A few weeks ago, a young mother in Bozeman called me deeply concerned about the decision of her child’s school to mandate mask wearing for children. As she explained to me, what troubled her most wasn’t the mask requirement but her realization about how few options parents really have in Montana when looking for an education that’s the right fit for their kid.

This Bozeman mom is certainly not alone in her frustrations about the current state of education. Our schools have become battlegrounds for pandemic culture wars. School mask mandates have sparked massive protests in Billings and lawsuits in Missoula. On the other hand, an emergency rule from Gov. Greg Gianforte urging schools to consider parental concerns when adopting mask mandates sparked a sharp rebuke from the left. All the while, Montana kids have been caught in the crossfire.

The public-school educators I know have been heroic throughout this pandemic, attempting to make the best of the very worst circumstances. But for the last year it seems like every decision made by a public school simultaneously pleases one side while infuriating the other: masking or no masking, critical race theory or no critical race theory. It’s time to recognize the fundamental problem driving these conflicts is the state’s insistence that we force one answer for education on everyone. The fact is, one school system can never serve everyone’s diverse needs.

Freedom in education is the obvious solution: Let educators choose how to teach and parents choose the best education for their kids. For parents who want their school to require masks, allow them to choose schools that embrace such policies. And give other parents concerned about the effects of masking their kids the same choice.

The problem for most Montana kids is the available education is still determined by their ZIP code. While some privileged parents can afford tuition to private schools and others can homeschool, most working families in Montana have one option in the local public school system — funded by their hard-earned tax dollars. It’s understandable why parents might feel so passionately about how that school system educates their children.

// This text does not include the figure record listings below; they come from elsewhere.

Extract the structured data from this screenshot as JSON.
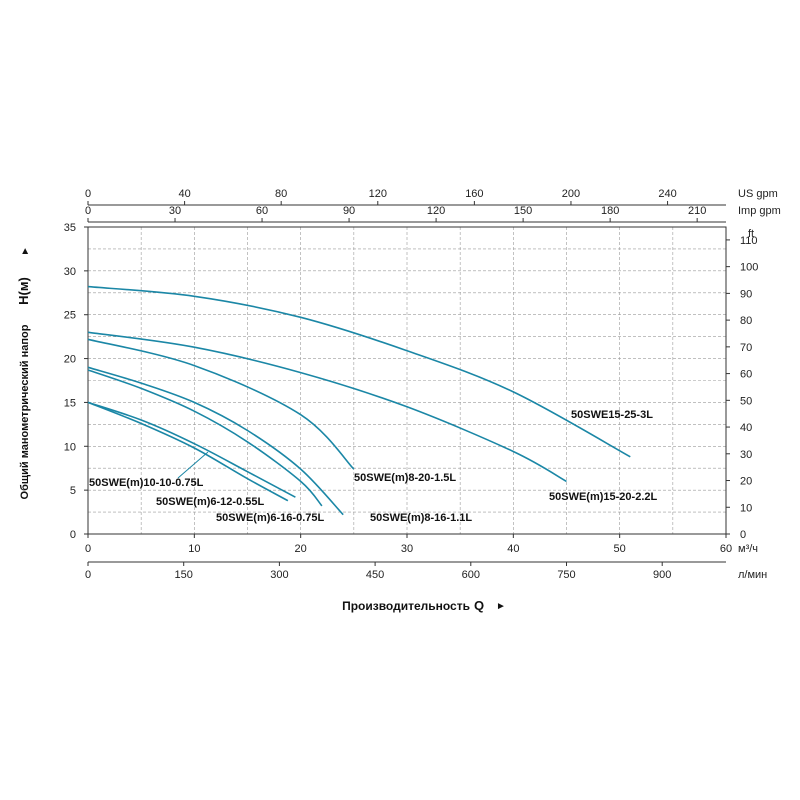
{
  "chart_data": {
    "type": "line",
    "x_unit": "м³/ч",
    "x_ticks": [
      0,
      10,
      20,
      30,
      40,
      50,
      60
    ],
    "xlim": [
      0,
      60
    ],
    "y_ticks": [
      0,
      5,
      10,
      15,
      20,
      25,
      30,
      35
    ],
    "ylim": [
      0,
      35
    ],
    "ylabel": "Общий манометрический напор",
    "ylabel_symbol": "H(м)",
    "xlabel": "Производительность",
    "xlabel_symbol": "Q",
    "arrow_right": "►",
    "arrow_up": "►",
    "secondary_axes": [
      {
        "position": "top-1",
        "unit": "US gpm",
        "ticks": [
          0,
          40,
          80,
          120,
          160,
          200,
          240
        ],
        "data_per_unit": 0.2271
      },
      {
        "position": "top-2",
        "unit": "Imp gpm",
        "ticks": [
          0,
          30,
          60,
          90,
          120,
          150,
          180,
          210
        ],
        "data_per_unit": 0.2728
      },
      {
        "position": "bottom-2",
        "unit": "л/мин",
        "ticks": [
          0,
          150,
          300,
          450,
          600,
          750,
          900
        ],
        "data_per_unit": 0.06
      },
      {
        "position": "right",
        "unit": "ft",
        "ticks": [
          0,
          10,
          20,
          30,
          40,
          50,
          60,
          70,
          80,
          90,
          100,
          110
        ],
        "data_per_unit": 0.3048
      }
    ],
    "grid": true,
    "series": [
      {
        "name": "50SWE15-25-3L",
        "x": [
          0,
          10,
          20,
          30,
          40,
          51
        ],
        "y": [
          28.2,
          27.1,
          24.7,
          20.9,
          16.2,
          8.8
        ]
      },
      {
        "name": "50SWE(m)15-20-2.2L",
        "x": [
          0,
          10,
          20,
          30,
          40,
          45
        ],
        "y": [
          23.0,
          21.3,
          18.4,
          14.5,
          9.4,
          6.0
        ]
      },
      {
        "name": "50SWE(m)8-20-1.5L",
        "x": [
          0,
          10,
          20,
          25
        ],
        "y": [
          22.2,
          19.2,
          13.6,
          7.4
        ]
      },
      {
        "name": "50SWE(m)8-16-1.1L",
        "x": [
          0,
          5,
          10,
          15,
          20,
          24
        ],
        "y": [
          19.0,
          17.2,
          15.0,
          11.8,
          7.4,
          2.2
        ]
      },
      {
        "name": "50SWE(m)6-16-0.75L",
        "x": [
          0,
          5,
          10,
          15,
          20,
          22
        ],
        "y": [
          18.7,
          16.6,
          14.0,
          10.5,
          6.0,
          3.2
        ]
      },
      {
        "name": "50SWE(m)6-12-0.55L",
        "x": [
          0,
          5,
          10,
          15,
          19.5
        ],
        "y": [
          15.0,
          13.0,
          10.3,
          7.1,
          4.2
        ]
      },
      {
        "name": "50SWE(m)10-10-0.75L",
        "x": [
          0,
          5,
          10,
          15,
          18.8
        ],
        "y": [
          15.0,
          12.6,
          9.8,
          6.3,
          3.8
        ]
      }
    ]
  }
}
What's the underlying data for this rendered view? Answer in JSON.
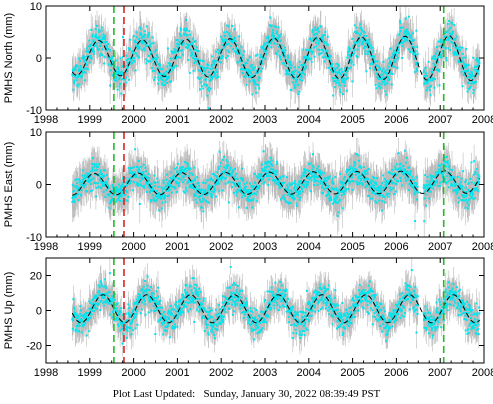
{
  "footer": {
    "label": "Plot Last Updated:",
    "timestamp": "Sunday, January 30, 2022 08:39:49 PST"
  },
  "colors": {
    "errorbar": "#b4b4b4",
    "points": "#00e5ee",
    "model": "#000000",
    "green_marker": "#22bb22",
    "red_marker": "#dd2222",
    "axes": "#000000"
  },
  "chart_data": [
    {
      "type": "scatter",
      "ylabel": "PMHS North (mm)",
      "xlim": [
        1998,
        2008
      ],
      "ylim": [
        -10,
        10
      ],
      "xticks": [
        1998,
        1999,
        2000,
        2001,
        2002,
        2003,
        2004,
        2005,
        2006,
        2007,
        2008
      ],
      "yticks": [
        -10,
        0,
        10
      ],
      "data_range": [
        1998.6,
        2007.9
      ],
      "noise_mm": 1.5,
      "errorbar_mm": 2.5,
      "series": [
        {
          "kind": "observations",
          "values_desc": "daily position with error bars"
        },
        {
          "kind": "model",
          "style": "dashed",
          "model": {
            "amplitude": 3.8,
            "phase_peak_year_fraction": 0.2,
            "offset": 0,
            "trend": 0,
            "amp_growth": 0.3
          }
        }
      ],
      "vlines": [
        {
          "x": 1999.55,
          "color": "green",
          "style": "dashed"
        },
        {
          "x": 1999.78,
          "color": "red",
          "style": "dashed"
        },
        {
          "x": 2007.08,
          "color": "green",
          "style": "dashed"
        }
      ]
    },
    {
      "type": "scatter",
      "ylabel": "PMHS East (mm)",
      "xlim": [
        1998,
        2008
      ],
      "ylim": [
        -10,
        10
      ],
      "xticks": [
        1998,
        1999,
        2000,
        2001,
        2002,
        2003,
        2004,
        2005,
        2006,
        2007,
        2008
      ],
      "yticks": [
        -10,
        0,
        10
      ],
      "data_range": [
        1998.6,
        2007.9
      ],
      "noise_mm": 1.3,
      "errorbar_mm": 2.8,
      "series": [
        {
          "kind": "observations",
          "values_desc": "daily position with error bars"
        },
        {
          "kind": "model",
          "style": "dashed",
          "model": {
            "amplitude": 2.1,
            "phase_peak_year_fraction": 0.1,
            "offset": 0,
            "trend": 0.05,
            "amp_growth": 0.05
          }
        }
      ],
      "vlines": [
        {
          "x": 1999.55,
          "color": "green",
          "style": "dashed"
        },
        {
          "x": 1999.78,
          "color": "red",
          "style": "dashed"
        },
        {
          "x": 2007.08,
          "color": "green",
          "style": "dashed"
        }
      ]
    },
    {
      "type": "scatter",
      "ylabel": "PMHS Up (mm)",
      "xlim": [
        1998,
        2008
      ],
      "ylim": [
        -30,
        30
      ],
      "xticks": [
        1998,
        1999,
        2000,
        2001,
        2002,
        2003,
        2004,
        2005,
        2006,
        2007,
        2008
      ],
      "yticks": [
        -20,
        0,
        20
      ],
      "data_range": [
        1998.6,
        2007.9
      ],
      "noise_mm": 4,
      "errorbar_mm": 7,
      "series": [
        {
          "kind": "observations",
          "values_desc": "daily position with error bars"
        },
        {
          "kind": "model",
          "style": "dashed",
          "model": {
            "amplitude": 8,
            "phase_peak_year_fraction": 0.3,
            "offset": 1,
            "trend": 0,
            "amp_growth": 0
          }
        }
      ],
      "vlines": [
        {
          "x": 1999.55,
          "color": "green",
          "style": "dashed"
        },
        {
          "x": 1999.78,
          "color": "red",
          "style": "dashed"
        },
        {
          "x": 2007.08,
          "color": "green",
          "style": "dashed"
        }
      ]
    }
  ]
}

With public schools simply not able to satisfy everyone amid pandemic politics, support is growing among Democrats and Republicans for more freedom in education. A recent national poll showed 76% of Democrats supported allowing parents to take their child’s state-funded education dollars elsewhere to a private or home school if their public school system does not mandate masks. This spring, polling closer to home showed 65% of Montana parents agree they should be able to choose the type of school best for their child.

Policymakers in states like Florida have responded by allowing parents concerned about their school’s mask mandate to use state-funded education dollars to transfer their child to another public school or a private school that serves them better. West Virginia went even further this spring by authorizing a program to allow state education funding to follow all students, allowing families to pay for education expenses of their choice, whether that’s private or public school tuition, curriculum, special needs therapy or transportation.

As political battles in our public schools continue, it’s unlikely the pressure from parents for a greater choice in their child’s education will decline. Hopefully, lawmakers in the next legislative session will listen to parents and adopt measures to bring more freedom in education to Montana.

Kendall Cotton is the president and CEO of the Frontier Institute, a Helena think tank dedicated to breaking down government barriers so that all Montanans can thrive.